2. The method of claim 1 including the additional step of:

h) recalculating pressure in the main fluid flow domain given leakage from the main fluid flow domain to the leakage fluid flow domain at the leakage fluid flow rate.

3. The method of claim 2 including the additional step of:

i) recalculating the leakage flow rate at the recalculated pressure.

4. The method of claim 3 including the additional step of: repeating steps h and i.

5. The method of claim 1 wherein said step of defining a main fluid flow domain comprises the step of defining a main fluid flow domain using a first grid size and wherein said step of defining a leakage fluid flow domain comprises the step of defining a leakage fluid flow domain using a second grid size smaller than the first grid size.

6. The method of claim 5 wherein said step of defining a leakage fluid flow domain using a second grid size smaller than the first grid size comprises the step of using a second grid size at least 1000 times smaller than the first grid size.

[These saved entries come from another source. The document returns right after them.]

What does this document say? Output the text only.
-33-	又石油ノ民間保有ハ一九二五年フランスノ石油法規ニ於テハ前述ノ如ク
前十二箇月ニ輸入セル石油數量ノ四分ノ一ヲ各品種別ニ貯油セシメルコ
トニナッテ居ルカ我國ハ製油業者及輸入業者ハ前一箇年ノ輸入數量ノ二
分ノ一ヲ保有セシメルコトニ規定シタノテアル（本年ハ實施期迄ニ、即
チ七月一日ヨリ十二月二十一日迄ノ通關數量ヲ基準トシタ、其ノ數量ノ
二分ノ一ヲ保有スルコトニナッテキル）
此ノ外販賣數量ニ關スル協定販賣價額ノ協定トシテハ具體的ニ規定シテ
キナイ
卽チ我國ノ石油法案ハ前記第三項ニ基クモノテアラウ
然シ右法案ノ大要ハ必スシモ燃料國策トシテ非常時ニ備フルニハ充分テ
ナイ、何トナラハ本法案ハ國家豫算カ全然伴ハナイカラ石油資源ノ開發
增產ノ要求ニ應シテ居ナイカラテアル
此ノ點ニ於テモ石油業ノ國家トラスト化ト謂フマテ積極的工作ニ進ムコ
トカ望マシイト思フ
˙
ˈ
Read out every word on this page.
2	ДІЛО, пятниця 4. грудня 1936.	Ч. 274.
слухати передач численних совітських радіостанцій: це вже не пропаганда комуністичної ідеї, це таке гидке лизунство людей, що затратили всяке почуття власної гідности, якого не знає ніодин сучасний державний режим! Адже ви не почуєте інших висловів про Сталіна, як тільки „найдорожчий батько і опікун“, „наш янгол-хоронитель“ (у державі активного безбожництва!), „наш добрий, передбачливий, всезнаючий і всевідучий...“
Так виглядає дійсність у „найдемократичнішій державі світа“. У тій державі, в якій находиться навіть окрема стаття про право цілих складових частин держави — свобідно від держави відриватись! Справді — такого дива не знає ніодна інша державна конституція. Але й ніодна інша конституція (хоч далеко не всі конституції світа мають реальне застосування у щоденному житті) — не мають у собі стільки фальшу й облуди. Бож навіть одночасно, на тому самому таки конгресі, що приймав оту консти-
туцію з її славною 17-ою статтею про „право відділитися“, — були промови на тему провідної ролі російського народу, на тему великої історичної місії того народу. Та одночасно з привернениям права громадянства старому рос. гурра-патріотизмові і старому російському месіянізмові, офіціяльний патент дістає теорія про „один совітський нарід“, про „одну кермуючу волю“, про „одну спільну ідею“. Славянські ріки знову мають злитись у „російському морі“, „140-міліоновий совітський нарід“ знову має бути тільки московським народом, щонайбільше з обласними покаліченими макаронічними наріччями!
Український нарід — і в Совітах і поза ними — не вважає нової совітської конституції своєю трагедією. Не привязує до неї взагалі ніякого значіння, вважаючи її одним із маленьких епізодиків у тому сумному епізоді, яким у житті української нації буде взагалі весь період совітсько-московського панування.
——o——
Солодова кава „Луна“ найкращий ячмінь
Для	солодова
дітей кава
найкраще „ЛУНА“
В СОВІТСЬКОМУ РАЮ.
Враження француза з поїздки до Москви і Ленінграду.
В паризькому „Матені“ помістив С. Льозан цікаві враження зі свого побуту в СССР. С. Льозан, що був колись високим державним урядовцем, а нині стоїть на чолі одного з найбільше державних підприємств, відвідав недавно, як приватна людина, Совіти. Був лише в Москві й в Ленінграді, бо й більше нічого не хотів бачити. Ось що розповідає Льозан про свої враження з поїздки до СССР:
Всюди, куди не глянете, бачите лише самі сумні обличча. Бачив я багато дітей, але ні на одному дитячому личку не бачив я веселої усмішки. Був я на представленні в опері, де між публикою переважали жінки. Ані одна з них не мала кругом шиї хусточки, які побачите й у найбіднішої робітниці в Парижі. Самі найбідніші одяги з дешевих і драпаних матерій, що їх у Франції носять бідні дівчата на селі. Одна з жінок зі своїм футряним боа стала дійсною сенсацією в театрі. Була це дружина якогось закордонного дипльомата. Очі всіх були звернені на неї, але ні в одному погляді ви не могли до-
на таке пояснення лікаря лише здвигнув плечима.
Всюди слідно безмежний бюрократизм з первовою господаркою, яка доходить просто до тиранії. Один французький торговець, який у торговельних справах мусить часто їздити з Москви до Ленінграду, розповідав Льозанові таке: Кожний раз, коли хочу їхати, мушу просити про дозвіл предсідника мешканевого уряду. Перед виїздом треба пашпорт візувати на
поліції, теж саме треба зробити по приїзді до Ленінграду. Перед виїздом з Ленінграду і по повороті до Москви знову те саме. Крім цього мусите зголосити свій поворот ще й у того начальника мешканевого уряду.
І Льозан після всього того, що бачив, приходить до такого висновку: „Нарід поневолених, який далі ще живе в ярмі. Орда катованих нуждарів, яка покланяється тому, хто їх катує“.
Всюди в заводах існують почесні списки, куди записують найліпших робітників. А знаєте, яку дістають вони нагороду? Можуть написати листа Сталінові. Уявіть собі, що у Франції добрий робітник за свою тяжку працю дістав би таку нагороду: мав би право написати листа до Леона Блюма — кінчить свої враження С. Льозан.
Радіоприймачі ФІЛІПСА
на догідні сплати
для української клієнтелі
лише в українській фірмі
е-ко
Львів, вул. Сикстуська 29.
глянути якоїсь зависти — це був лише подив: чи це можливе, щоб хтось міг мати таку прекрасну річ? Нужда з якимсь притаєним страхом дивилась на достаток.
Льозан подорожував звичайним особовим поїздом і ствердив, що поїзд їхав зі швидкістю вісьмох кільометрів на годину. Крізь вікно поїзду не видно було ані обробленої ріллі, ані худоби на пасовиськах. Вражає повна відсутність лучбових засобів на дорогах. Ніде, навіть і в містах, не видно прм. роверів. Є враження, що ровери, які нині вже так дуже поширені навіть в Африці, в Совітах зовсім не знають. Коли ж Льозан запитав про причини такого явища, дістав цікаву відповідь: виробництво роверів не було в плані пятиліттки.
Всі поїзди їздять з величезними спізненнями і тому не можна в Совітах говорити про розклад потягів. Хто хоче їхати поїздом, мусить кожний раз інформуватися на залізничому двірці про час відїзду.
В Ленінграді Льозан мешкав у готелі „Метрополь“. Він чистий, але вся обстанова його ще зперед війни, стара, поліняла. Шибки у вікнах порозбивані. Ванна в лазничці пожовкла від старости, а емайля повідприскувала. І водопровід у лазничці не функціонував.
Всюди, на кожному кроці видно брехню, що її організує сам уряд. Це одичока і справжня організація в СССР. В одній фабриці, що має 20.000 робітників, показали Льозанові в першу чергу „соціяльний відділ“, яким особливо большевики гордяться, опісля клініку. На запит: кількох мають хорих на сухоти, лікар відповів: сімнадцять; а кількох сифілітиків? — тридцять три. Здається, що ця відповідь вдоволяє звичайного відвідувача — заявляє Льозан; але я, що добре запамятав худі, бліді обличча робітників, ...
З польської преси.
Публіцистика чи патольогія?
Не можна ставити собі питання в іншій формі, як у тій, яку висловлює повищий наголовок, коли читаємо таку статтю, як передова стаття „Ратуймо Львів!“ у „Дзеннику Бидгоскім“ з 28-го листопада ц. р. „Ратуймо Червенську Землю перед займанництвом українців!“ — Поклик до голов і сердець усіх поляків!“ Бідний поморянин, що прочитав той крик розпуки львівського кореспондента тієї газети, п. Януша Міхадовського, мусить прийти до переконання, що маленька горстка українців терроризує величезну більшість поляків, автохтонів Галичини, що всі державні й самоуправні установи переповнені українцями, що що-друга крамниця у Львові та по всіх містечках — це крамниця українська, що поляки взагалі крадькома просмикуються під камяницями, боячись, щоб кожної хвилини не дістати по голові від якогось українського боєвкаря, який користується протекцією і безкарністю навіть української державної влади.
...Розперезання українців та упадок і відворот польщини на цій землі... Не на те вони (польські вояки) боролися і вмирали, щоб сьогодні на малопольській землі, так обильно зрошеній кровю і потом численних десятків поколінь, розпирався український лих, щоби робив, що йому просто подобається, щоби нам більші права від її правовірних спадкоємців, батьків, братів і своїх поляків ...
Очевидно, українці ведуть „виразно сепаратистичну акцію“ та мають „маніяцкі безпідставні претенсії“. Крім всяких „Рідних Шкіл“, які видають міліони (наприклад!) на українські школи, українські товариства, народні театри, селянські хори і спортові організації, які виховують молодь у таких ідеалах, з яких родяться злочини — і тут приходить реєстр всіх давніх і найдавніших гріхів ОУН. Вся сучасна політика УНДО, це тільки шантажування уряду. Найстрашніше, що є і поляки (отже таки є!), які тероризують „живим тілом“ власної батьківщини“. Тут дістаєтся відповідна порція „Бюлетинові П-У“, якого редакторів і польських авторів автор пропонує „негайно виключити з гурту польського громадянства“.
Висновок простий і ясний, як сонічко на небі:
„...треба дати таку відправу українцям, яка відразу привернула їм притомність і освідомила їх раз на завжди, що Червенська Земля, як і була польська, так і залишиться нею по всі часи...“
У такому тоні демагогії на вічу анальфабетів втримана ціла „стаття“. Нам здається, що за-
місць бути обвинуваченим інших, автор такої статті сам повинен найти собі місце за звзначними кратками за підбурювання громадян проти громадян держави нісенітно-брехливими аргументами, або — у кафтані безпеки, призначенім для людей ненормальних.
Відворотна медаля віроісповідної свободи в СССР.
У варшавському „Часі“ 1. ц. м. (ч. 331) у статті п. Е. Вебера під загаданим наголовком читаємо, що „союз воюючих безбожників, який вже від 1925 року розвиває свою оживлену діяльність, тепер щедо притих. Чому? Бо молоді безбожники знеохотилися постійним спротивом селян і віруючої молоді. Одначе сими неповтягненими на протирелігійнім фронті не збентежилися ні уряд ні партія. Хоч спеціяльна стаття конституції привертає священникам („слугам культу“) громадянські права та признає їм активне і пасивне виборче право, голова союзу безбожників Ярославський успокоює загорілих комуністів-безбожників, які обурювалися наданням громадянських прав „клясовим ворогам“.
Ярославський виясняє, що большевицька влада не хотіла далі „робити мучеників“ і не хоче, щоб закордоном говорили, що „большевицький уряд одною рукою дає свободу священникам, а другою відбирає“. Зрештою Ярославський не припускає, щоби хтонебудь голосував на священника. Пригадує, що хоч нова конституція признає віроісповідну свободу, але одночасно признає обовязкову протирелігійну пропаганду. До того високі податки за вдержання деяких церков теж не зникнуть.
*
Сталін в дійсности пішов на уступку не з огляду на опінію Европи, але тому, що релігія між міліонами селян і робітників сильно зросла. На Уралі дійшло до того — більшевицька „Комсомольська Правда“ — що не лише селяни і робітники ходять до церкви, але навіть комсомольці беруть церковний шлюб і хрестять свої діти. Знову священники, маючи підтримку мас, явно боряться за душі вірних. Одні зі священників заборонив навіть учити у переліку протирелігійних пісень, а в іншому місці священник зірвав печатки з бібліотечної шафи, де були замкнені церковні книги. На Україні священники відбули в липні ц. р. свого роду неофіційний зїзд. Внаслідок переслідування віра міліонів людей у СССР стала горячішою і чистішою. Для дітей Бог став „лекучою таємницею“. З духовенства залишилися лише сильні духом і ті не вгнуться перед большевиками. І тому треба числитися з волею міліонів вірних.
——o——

7. The method of claim 1 including the addition step of directly modeling a coefficient of discharge of the valve or a metered jet angle of the valve.

8. The method of claim 7 including the additional step of modeling both laminar and turbulent regions of fluid flow in the valve.

9. The method of claim 1 including the additional step of modeling both laminar and turbulent regions of fluid flow in the valve.

10. A method of modeling fluid flow in a valve comprising the steps of:

defining a main fluid flow domain and a leakage fluid flow domain with respect to the valve;

modeling the main fluid flow domain using a first grid size without regard to leakage flow;

determining a pressure field in the main fluid flow domain;

modeling the leakage fluid flow domain using a second grid size smaller than the first grid size and using the main fluid flow domain pressure field to determine a leakage flow;

directly calculating a coefficient of discharge for the valve.

11. The method of claim 10 including the additional step of directly calculating a metered jet angle of the valve.

12. The method of claim 10 including the additional step of modeling both laminar and turbulent regions of fluid flow in the valve.

13. A system for modeling fluid flow in a valve comprising:

means for modeling a main fluid flow domain having an inlet, a first outlet, and a second outlet using a first grid size;

means for modeling a leakage fluid flow domain having an inlet comprising the main fluid flow domain second outlet and a leakage fluid flow outlet using a second grid size; and

means for iteratively calculating fluid flow in the main fluid flow domain based on leakage flow as determined by the means for modeling leakage fluid flow.

14. The system of claim 13 including means for iteratively calculating fluid flow in the leakage fluid flow domain based on a pressure in the main fluid flow domain as determined by the means for modeling the main fluid flow domain.

15. The system of claim 13 including means for directly modeling a coefficient of discharge or a metered jet angle of the valve.

16. The system of claim 13 including means for modeling both laminar and turbulent regions of fluid flow in the valve.